Pivot Table Development for Analytics
A pivot table is a UI for grouping, aggregating, and comparing data in real time. Users drag fields between axes, select metrics, and get needed slices without contacting developers. Excel and Google Sheets are popular precisely for this—embedding similar tools in web apps eliminates export needs.
Architecture
Two fundamentally different approaches:
Client aggregation—all data loaded in browser, pivot calculated in JavaScript. Works up to ~100–200k rows. Fast response on axis manipulation, no server round-trip.
Server aggregation—each config change sends a server request, database calculates aggregates. Mandatory for large volumes. ClickHouse or PostgreSQL with correct indexes return aggregates from millions of rows in hundreds of milliseconds.
Ready-Made Libraries
Before building from scratch, evaluate:
- react-pivottable—open source, drag-and-drop, multiple renderers (table, bar chart, heatmap). Limited to client processing
- AG Grid (with row grouping)—enterprise-grade, server mode, huge ecosystem.
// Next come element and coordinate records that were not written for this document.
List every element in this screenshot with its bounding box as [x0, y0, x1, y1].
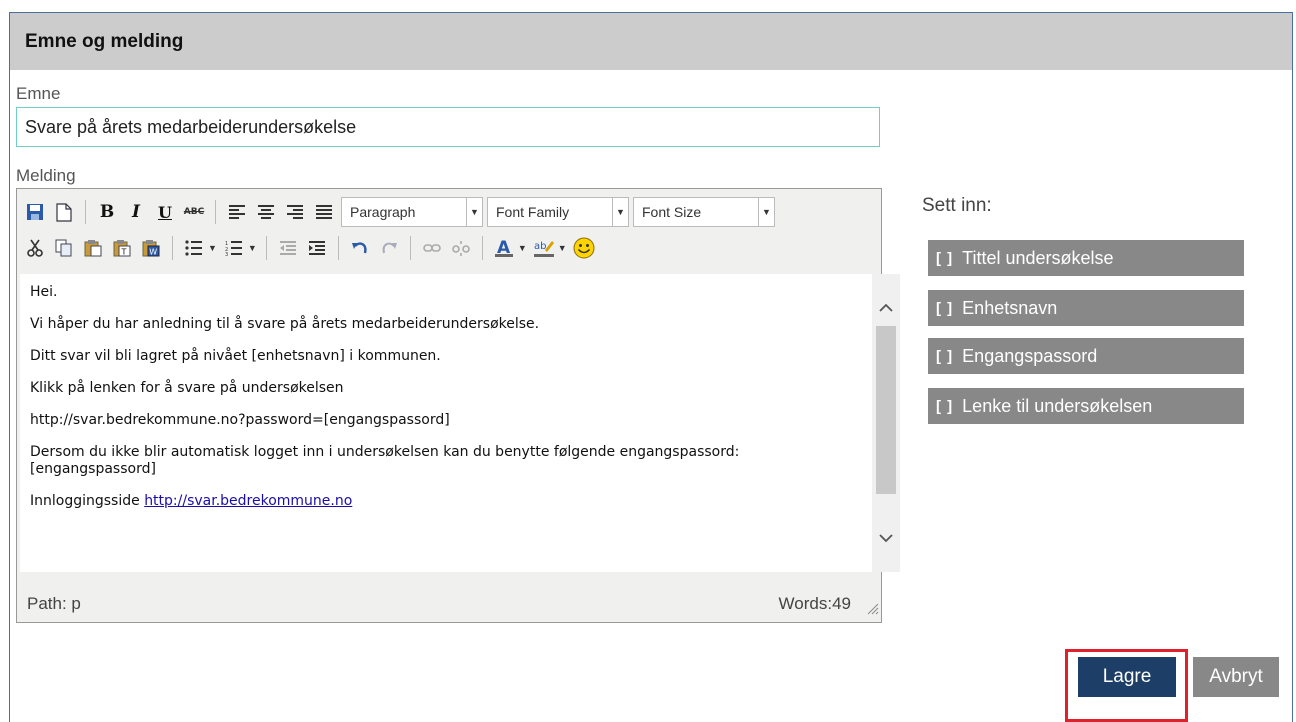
link-icon[interactable]	[420, 235, 444, 261]
new-document-icon[interactable]	[52, 199, 76, 225]
placeholder-bracket-icon: [ ]	[936, 347, 954, 365]
rich-text-editor: B I U ABC Paragraph ▼ Font Family ▼ Font…	[16, 188, 900, 623]
message-paragraph: Innloggingsside http://svar.bedrekommune…	[30, 493, 862, 510]
toolbar-separator	[265, 236, 267, 260]
bullet-list-icon[interactable]	[182, 235, 206, 261]
chevron-down-icon[interactable]: ▼	[208, 243, 217, 253]
placeholder-bracket-icon: [ ]	[936, 397, 954, 415]
editor-statusbar: Path: p Words:49	[17, 585, 883, 623]
subject-input[interactable]	[16, 107, 880, 147]
editor-content[interactable]: Hei. Vi håper du har anledning til å sva…	[20, 274, 872, 572]
insert-survey-title-button[interactable]: [ ] Tittel undersøkelse	[928, 240, 1244, 276]
insert-button-label: Engangspassord	[962, 345, 1098, 366]
outdent-icon[interactable]	[276, 235, 300, 261]
paste-word-icon[interactable]: W	[139, 235, 163, 261]
save-icon[interactable]	[23, 199, 47, 225]
cancel-button[interactable]: Avbryt	[1193, 657, 1279, 697]
toolbar-separator	[85, 200, 86, 224]
dialog-header: Emne og melding	[10, 13, 1292, 70]
word-count: Words:49	[778, 594, 851, 613]
chevron-down-icon[interactable]: ▼	[558, 243, 567, 253]
message-paragraph: Dersom du ikke blir automatisk logget in…	[30, 444, 740, 477]
unlink-icon[interactable]	[449, 235, 473, 261]
login-prefix: Innloggingsside	[30, 493, 145, 509]
format-select[interactable]: Paragraph ▼	[341, 197, 483, 227]
font-size-select[interactable]: Font Size ▼	[633, 197, 775, 227]
bold-button[interactable]: B	[95, 199, 119, 225]
numbered-list-icon[interactable]: 123	[222, 235, 246, 261]
italic-button[interactable]: I	[124, 199, 148, 225]
message-paragraph: Ditt svar vil bli lagret på nivået [enhe…	[30, 348, 441, 364]
insert-button-label: Tittel undersøkelse	[962, 247, 1114, 268]
insert-label: Sett inn:	[922, 195, 992, 216]
chevron-down-icon[interactable]: ▼	[518, 243, 527, 253]
toolbar-separator	[481, 236, 483, 260]
insert-survey-link-button[interactable]: [ ] Lenke til undersøkelsen	[928, 388, 1244, 424]
dialog-title: Emne og melding	[25, 30, 184, 52]
chevron-down-icon[interactable]: ▼	[248, 243, 257, 253]
login-link[interactable]: http://svar.bedrekommune.no	[144, 493, 352, 509]
resize-handle-icon[interactable]	[865, 601, 879, 620]
highlight-color-icon[interactable]: ab	[532, 235, 556, 261]
indent-icon[interactable]	[305, 235, 329, 261]
align-justify-icon[interactable]	[312, 199, 336, 225]
font-family-select[interactable]: Font Family ▼	[487, 197, 629, 227]
svg-text:T: T	[121, 248, 127, 257]
underline-button[interactable]: U	[153, 199, 177, 225]
editor-scrollbar[interactable]	[872, 274, 900, 572]
scroll-down-icon[interactable]	[872, 526, 900, 550]
editor-toolbar-row-1: B I U ABC Paragraph ▼ Font Family ▼ Font…	[23, 194, 779, 230]
chevron-down-icon: ▼	[758, 198, 774, 226]
placeholder-bracket-icon: [ ]	[936, 249, 954, 267]
toolbar-separator	[172, 236, 173, 260]
strikethrough-button[interactable]: ABC	[182, 199, 206, 225]
insert-one-time-password-button[interactable]: [ ] Engangspassord	[928, 338, 1244, 374]
font-size-select-value: Font Size	[642, 204, 702, 220]
placeholder-bracket-icon: [ ]	[936, 299, 954, 317]
undo-icon[interactable]	[348, 235, 372, 261]
chevron-down-icon: ▼	[466, 198, 482, 226]
emoticon-icon[interactable]	[572, 235, 596, 261]
insert-button-label: Enhetsnavn	[962, 297, 1058, 318]
toolbar-separator	[337, 236, 339, 260]
svg-text:3: 3	[225, 252, 228, 256]
scrollbar-thumb[interactable]	[876, 326, 896, 494]
paste-text-icon[interactable]: T	[110, 235, 134, 261]
scroll-up-icon[interactable]	[872, 296, 900, 320]
editor-toolbar-row-2: T W ▼ 123 ▼ A ▼ ab ▼	[23, 230, 601, 266]
subject-label: Emne	[16, 84, 61, 103]
align-left-icon[interactable]	[225, 199, 249, 225]
copy-icon[interactable]	[52, 235, 76, 261]
chevron-down-icon: ▼	[612, 198, 628, 226]
message-paragraph: Vi håper du har anledning til å svare på…	[30, 316, 540, 332]
message-paragraph: http://svar.bedrekommune.no?password=[en…	[30, 412, 450, 428]
message-paragraph: Hei.	[30, 284, 58, 300]
font-color-icon[interactable]: A	[492, 235, 516, 261]
align-right-icon[interactable]	[283, 199, 307, 225]
redo-icon[interactable]	[377, 235, 401, 261]
highlight-letters: ab	[534, 241, 546, 252]
toolbar-separator	[409, 236, 411, 260]
align-center-icon[interactable]	[254, 199, 278, 225]
format-select-value: Paragraph	[350, 204, 416, 220]
font-family-select-value: Font Family	[496, 204, 570, 220]
message-label: Melding	[16, 166, 76, 185]
svg-text:W: W	[149, 248, 157, 257]
paste-icon[interactable]	[81, 235, 105, 261]
cut-icon[interactable]	[23, 235, 47, 261]
insert-unit-name-button[interactable]: [ ] Enhetsnavn	[928, 290, 1244, 326]
insert-button-label: Lenke til undersøkelsen	[962, 395, 1153, 416]
toolbar-separator	[215, 200, 216, 224]
element-path: Path: p	[27, 594, 81, 613]
save-button[interactable]: Lagre	[1078, 657, 1176, 697]
message-paragraph: Klikk på lenken for å svare på undersøke…	[30, 380, 344, 396]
Paid for advanced features
- Flexmonster—specialized pivot, connects to OLAP cubes, commercial license
Client Implementation
Pivot core—aggregation function:
type AggregateFunction = 'sum' | 'count' | 'avg' | 'min' | 'max';
interface PivotConfig {
rows: string[]; // row fields
cols: string[]; // column fields
values: string[]; // numeric fields
aggFn: AggregateFunction;
filters: Record<string, string[]>; // field -> allowed values
}
interface PivotResult {
rowKeys: string[][];
colKeys: string[][];
data: Map<string, Map<string, number>>;
}
function computePivot(rawData: Record<string, any>[], config: PivotConfig): PivotResult {
const { rows, cols, values, aggFn, filters } = config;
// Apply filters
const filtered = rawData.filter(row =>
Object.entries(filters).every(([field, allowed]) =>
!allowed.length || allowed.includes(String(row[field]))
)
);
// Collect unique row and column keys
const rowKeySet = new Set<string>();
const colKeySet = new Set<string>();
const accumulator = new Map<string, Map<string, number[]>>();
filtered.forEach(row => {
const rowKey = rows.map(r => String(row[r] ?? '(empty)')).join('||');
const colKey = cols.map(c => String(row[c] ?? '(empty)')).join('||');
rowKeySet.add(rowKey);
colKeySet.add(colKey);
const numVal = values.reduce((sum, v) => sum + (Number(row[v]) || 0), 0);
if (!accumulator.has(rowKey)) accumulator.set(rowKey, new Map());
const colMap = accumulator.get(rowKey)!;
if (!colMap.has(colKey)) colMap.set(colKey, []);
colMap.get(colKey)!.push(numVal);
});
// Aggregate
const aggregated = new Map<string, Map<string, number>>();
accumulator.forEach((colMap, rowKey) => {
const row = new Map<string, number>();
colMap.forEach((vals, colKey) => {
let result: number;
switch (aggFn) {
case 'sum': result = vals.reduce((a, b) => a + b, 0); break;
case 'count': result = vals.length; break;
case 'avg': result = vals.reduce((a, b) => a + b, 0) / vals.length; break;
case 'min': result = Math.min(...vals); break;
case 'max': result = Math.max(...vals); break;
}
row.set(colKey, result);
});
aggregated.set(rowKey, row);
});
return {
rowKeys: Array.from(rowKeySet).sort().map(k => k.split('||')),
colKeys: Array.from(colKeySet).sort().map(k => k.split('||')),
data: aggregated,
};
}
Table Component
Custom pivot UI renders efficiently with virtualized rows:
Key features:
- Drag-and-drop axis configuration
- Real-time aggregation
- Subtotals and grand total
- Export to CSV/Excel
- Conditional formatting for values
Server Implementation
For millions of rows, use window functions:
SELECT
date_trunc('month', created_at)::date AS month,
category,
SUM(amount) AS total,
COUNT(*) AS cnt,
AVG(amount) AS avg_amount
FROM orders
WHERE created_at > NOW() - INTERVAL '12 months'
GROUP BY 1, 2
ORDER BY 1, 2;
Indexing on (category, created_at) or composite indexes dramatically speeds aggregation.
Timeline
Basic client-side pivot with drag-drop UI—3–5 days. Server implementation with filtering, drill-down, and export—7–10 days.